Anthony wrote:
On Thu, Apr 22, 2010 at 6:31 PM, Platonides <Platonides@gmail.com mailto:Platonides@gmail.com> wrote:
S. Nunes wrote: > Hi all, > > I presume that Wikipedia keeps data about HTTP accesses to all articles. > Can anybody inform me if this data is available for research purposes? No. With the amount of traffic it has, space needs would be immense, and Wikimedia is not interested in logging all accesses.
What kind of space needs are we talking about?
100k requests per second. Assuming that an url is 50 bytes on average, that's 432 GB per day (the usual apache log line is about 1.5 times that). Most requests are handled by the squids so the backing servers are not even aware of them. Tim Starling had to made a patch to squid in order to register the articles accessed (ie. the data at domas wikistats).

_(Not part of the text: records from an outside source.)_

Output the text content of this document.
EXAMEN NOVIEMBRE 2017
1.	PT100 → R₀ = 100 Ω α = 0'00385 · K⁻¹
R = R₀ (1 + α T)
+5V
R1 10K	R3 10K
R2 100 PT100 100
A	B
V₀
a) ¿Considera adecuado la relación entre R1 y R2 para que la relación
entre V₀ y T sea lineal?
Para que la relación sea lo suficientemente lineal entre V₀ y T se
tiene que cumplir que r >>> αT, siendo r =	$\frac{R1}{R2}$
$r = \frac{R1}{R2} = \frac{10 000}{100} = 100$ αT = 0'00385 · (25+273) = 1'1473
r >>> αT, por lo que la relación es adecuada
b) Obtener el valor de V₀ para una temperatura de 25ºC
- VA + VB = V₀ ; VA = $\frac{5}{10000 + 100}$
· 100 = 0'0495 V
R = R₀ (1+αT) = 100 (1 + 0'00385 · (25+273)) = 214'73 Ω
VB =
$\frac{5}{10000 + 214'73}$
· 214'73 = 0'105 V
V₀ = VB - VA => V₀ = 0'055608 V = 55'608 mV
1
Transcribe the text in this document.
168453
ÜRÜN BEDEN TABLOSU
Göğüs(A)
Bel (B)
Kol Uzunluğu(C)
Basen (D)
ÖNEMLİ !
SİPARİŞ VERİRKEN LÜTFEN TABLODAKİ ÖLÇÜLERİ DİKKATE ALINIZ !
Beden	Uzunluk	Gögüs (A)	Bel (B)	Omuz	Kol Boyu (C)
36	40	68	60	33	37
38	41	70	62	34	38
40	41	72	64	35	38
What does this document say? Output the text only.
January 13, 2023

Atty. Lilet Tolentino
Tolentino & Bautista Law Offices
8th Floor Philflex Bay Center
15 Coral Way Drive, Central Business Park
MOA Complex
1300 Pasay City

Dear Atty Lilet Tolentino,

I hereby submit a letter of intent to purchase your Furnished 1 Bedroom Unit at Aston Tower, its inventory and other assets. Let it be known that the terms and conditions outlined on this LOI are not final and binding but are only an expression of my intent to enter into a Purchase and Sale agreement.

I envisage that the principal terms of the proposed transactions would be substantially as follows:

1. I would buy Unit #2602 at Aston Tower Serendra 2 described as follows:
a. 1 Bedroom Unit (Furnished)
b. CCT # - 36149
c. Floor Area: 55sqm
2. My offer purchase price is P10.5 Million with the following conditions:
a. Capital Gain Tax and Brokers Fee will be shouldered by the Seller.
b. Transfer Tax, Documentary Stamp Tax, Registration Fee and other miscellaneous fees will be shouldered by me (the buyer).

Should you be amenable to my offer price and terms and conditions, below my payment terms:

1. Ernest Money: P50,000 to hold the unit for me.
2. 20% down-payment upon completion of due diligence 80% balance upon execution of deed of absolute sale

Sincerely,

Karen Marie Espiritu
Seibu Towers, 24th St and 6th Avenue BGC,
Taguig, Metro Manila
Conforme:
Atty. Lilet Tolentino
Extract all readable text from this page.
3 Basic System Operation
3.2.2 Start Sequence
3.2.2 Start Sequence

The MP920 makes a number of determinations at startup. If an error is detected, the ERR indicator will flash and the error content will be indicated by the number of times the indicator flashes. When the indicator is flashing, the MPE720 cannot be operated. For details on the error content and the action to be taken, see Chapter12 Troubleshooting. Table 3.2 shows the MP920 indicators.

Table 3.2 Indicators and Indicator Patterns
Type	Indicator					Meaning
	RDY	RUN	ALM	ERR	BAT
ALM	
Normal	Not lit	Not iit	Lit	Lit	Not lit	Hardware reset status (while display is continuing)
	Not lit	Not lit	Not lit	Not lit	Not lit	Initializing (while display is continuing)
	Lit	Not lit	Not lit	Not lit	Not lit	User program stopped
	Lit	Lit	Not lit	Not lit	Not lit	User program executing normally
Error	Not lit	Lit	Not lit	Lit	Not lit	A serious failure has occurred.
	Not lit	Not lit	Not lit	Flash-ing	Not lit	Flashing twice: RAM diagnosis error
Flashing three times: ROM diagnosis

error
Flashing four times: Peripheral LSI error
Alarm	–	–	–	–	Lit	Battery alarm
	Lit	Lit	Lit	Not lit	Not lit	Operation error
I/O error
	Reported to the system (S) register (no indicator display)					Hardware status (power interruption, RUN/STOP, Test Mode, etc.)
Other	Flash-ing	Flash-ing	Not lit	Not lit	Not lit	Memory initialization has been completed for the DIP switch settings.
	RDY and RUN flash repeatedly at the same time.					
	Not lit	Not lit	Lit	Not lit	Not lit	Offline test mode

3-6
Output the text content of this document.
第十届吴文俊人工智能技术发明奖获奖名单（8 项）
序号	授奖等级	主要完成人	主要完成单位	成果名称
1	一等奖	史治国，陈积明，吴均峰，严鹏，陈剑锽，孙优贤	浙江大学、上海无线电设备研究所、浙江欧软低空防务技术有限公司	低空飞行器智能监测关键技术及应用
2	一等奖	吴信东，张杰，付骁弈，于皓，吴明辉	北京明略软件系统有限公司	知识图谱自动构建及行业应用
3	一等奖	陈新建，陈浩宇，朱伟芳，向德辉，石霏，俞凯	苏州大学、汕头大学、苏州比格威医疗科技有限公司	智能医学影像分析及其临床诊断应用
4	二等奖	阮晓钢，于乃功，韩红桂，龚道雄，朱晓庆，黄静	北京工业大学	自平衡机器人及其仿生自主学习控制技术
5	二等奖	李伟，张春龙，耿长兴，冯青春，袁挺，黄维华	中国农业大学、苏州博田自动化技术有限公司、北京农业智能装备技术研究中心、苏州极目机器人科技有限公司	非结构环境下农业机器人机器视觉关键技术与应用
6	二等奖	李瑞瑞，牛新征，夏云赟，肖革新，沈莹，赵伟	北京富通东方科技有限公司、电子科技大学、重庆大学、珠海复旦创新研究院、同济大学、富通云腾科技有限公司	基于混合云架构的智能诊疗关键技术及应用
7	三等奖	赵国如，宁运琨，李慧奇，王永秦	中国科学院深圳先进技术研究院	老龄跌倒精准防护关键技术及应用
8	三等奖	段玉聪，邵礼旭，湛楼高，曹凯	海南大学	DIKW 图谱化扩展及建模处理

I find it hard to imagine that the other top 10 websites aren't keeping this information.
They probably store it aggregated and/or just a sample.
Shouldn't you be logging every access, at least for a few days, in case of some sort of security breach?
You would need to a) Detect that there is a security breach. b) Find what produced the security breach in that log.
What if your referer was your facebook personal page leaking your full real name?
And what if you're in the sample? I find it quite inappropriate that even sampled data like this is being released.
The referer is not stored anywhere.